Credo possa essere evidente a tutti, anche a coloro che non scrivono musica, che l’atto di musicare un testo letterario comporta un approccio compositivo piuttosto diverso da quello adottato quando si scrive per un organico strumentale. Nel secondo caso occorre pensare, anche in base a delle eventuali idee tematiche di partenza, ad un “progetto compositivo” preventivo ed indipendente, ad una struttura formale e ad un “clima emotivo ed espressivo” entro i quali si dispiegherà il discorso musicale.

Nel caso si abbia invece a che fare con un testo sarà naturalmente anch’esso a “condizionare” il processo creativo in maniera determinante e a dettare tutta una serie di “suggerimenti” artistici e formali; persino qualora si scelga di trattare il testo a prescindere dai suoi contenuti “semantici” e dalla “tradizione” o dall’ambiente culturale da cui proviene, quindi  trattandolo sostanzialmente come un “pretesto”, non si potrà comunque prescindere dai suoi aspetti più strettamente “formali”, strutturali e fonetici. Facendo riferimento soprattutto al primo tipo di approccio, quello più istintivo e consueto, e non a quello “strutturalista”, musicare un testo vorrà quindi dire, inevitabilmente, interpretarlo.
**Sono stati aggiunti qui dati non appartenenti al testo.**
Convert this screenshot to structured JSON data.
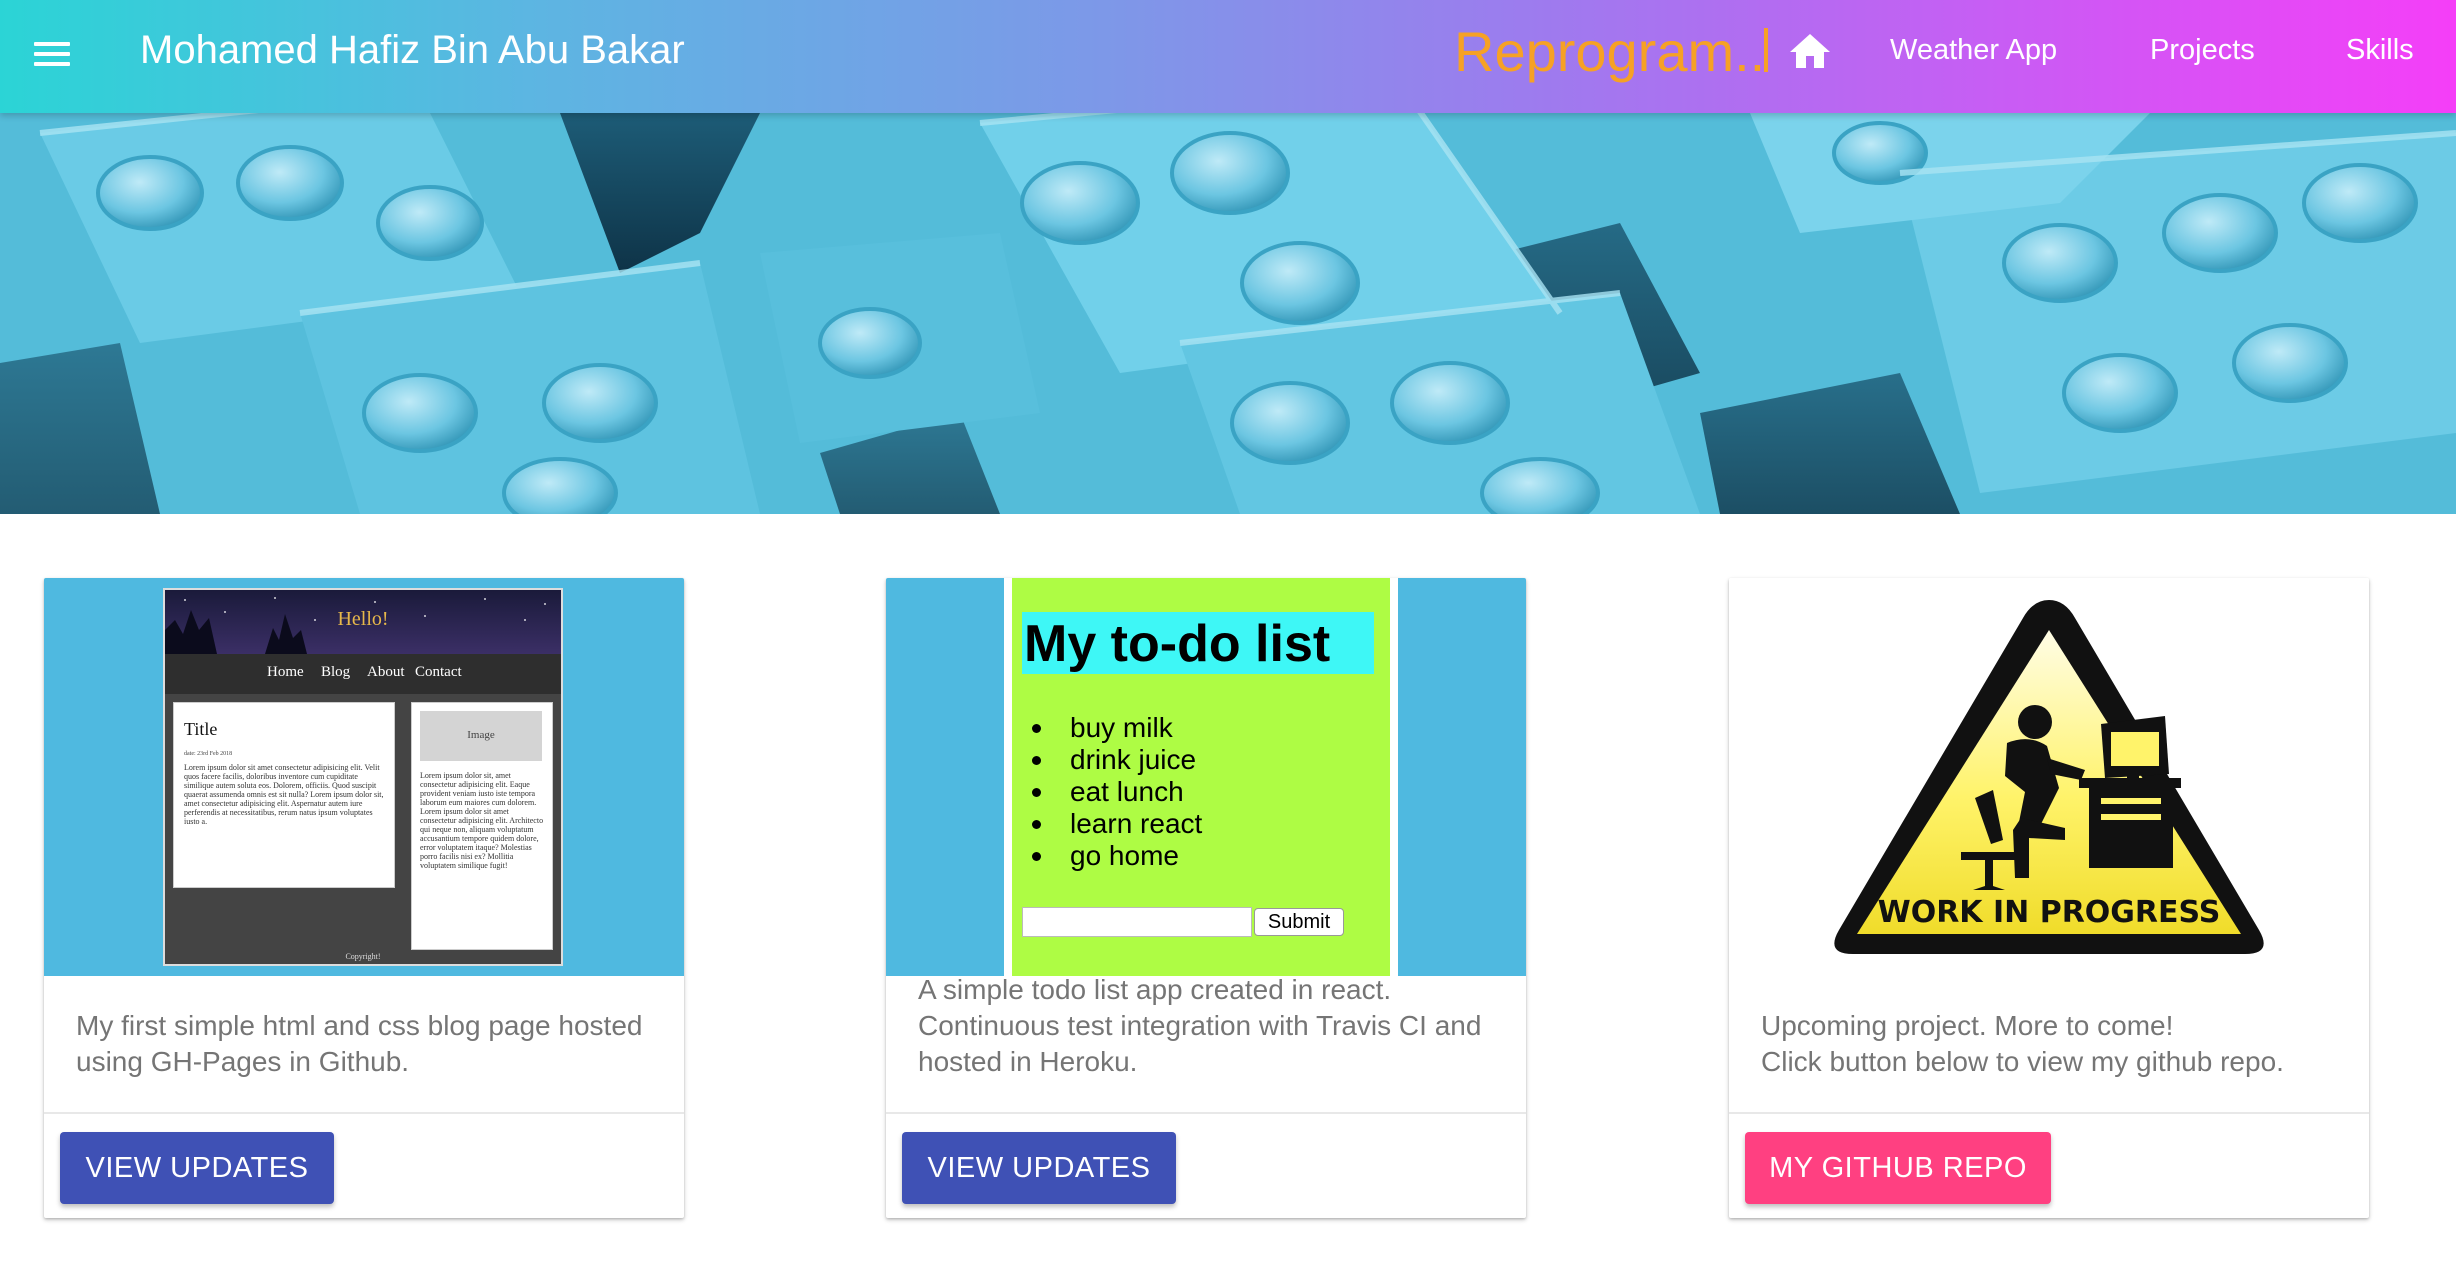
{
  "header": {
    "title": "Mohamed Hafiz Bin Abu Bakar",
    "typing_text": "Reprogram..",
    "nav": [
      "Weather App",
      "Projects",
      "Skills"
    ],
    "colors": {
      "gradient_start": "#2bd4d6",
      "gradient_end": "#f53ef8",
      "typing": "#f6a125"
    }
  },
  "cards": [
    {
      "image": {
        "hello": "Hello!",
        "nav": [
          "Home",
          "Blog",
          "About",
          "Contact"
        ],
        "post_title": "Title",
        "post_date": "date: 23rd Feb 2018",
        "post_body": "Lorem ipsum dolor sit amet consectetur adipisicing elit. Velit quos facere facilis, doloribus inventore cum cupiditate similique autem soluta eos. Dolorem, officiis. Quod suscipit quaerat assumenda omnis est sit nulla? Lorem ipsum dolor sit, amet consectetur adipisicing elit. Aspernatur autem iure perferendis at necessitatibus, rerum natus ipsum voluptates iusto a.",
        "side_image_label": "Image",
        "side_body": "Lorem ipsum dolor sit, amet consectetur adipisicing elit. Eaque provident veniam iusto iste tempora laborum eum maiores cum dolorem. Lorem ipsum dolor sit amet consectetur adipisicing elit. Architecto qui neque non, aliquam voluptatum accusantium tempore quidem dolore, error voluptatem itaque? Molestias porro facilis nisi ex? Mollitia voluptatem similique fugit!",
        "copyright": "Copyright!"
      },
      "text_lines": [
        "My first simple html and css blog page hosted",
        "using GH-Pages in Github."
      ],
      "button": "VIEW UPDATES"
    },
    {
      "image": {
        "title": "My to-do list",
        "items": [
          "buy milk",
          "drink juice",
          "eat lunch",
          "learn react",
          "go home"
        ],
        "submit": "Submit"
      },
      "text_lines": [
        "A simple todo list app created in react.",
        "Continuous test integration with Travis CI and",
        "hosted in Heroku."
      ],
      "button": "VIEW UPDATES"
    },
    {
      "image": {
        "sign_text": "WORK IN PROGRESS"
      },
      "text_lines": [
        "Upcoming project. More to come!",
        "Click button below to view my github repo."
      ],
      "button": "MY GITHUB REPO"
    }
  ]
}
Tale atto ermeneutico si manifesterà in molti modi: nell’individuare il carattere emotivo espresso dalle sue varie parti, nello stabilire quali tra questi sia quello dominante, nel decidere quali sezioni (frasi, parole) del testo mettere più in evidenza attraverso ripetizioni, intensificazioni del discorso musicale e via dicendo. Si potrebbe obbiettare che il testo vada compreso prima che (o anzichè) interpretato ma credo che tutti dovremmo essere ormai consapevoli di come quella che chiamiamo comprensione, ancorchè sostenuta da tutte le possibile competenze filologiche, analitiche e storiche, sia già inevitabilmente, almeno in una certa misura, una forma d’interpretazione. Ricollegandomi ad un precedente articolo apparso in questo blog dal titolo “Comporre per la liturgia: ricercare la Bellezza in Umiltà“, nel quale presentavo alcune considerazioni dettate dalla mia “personale” esperienza di compositore anche di musica sacra e liturgica, credo di poter affermare che questi aspetti ermeneutici del musicare un testo acquistino, in tale contesto, un significato assai complesso.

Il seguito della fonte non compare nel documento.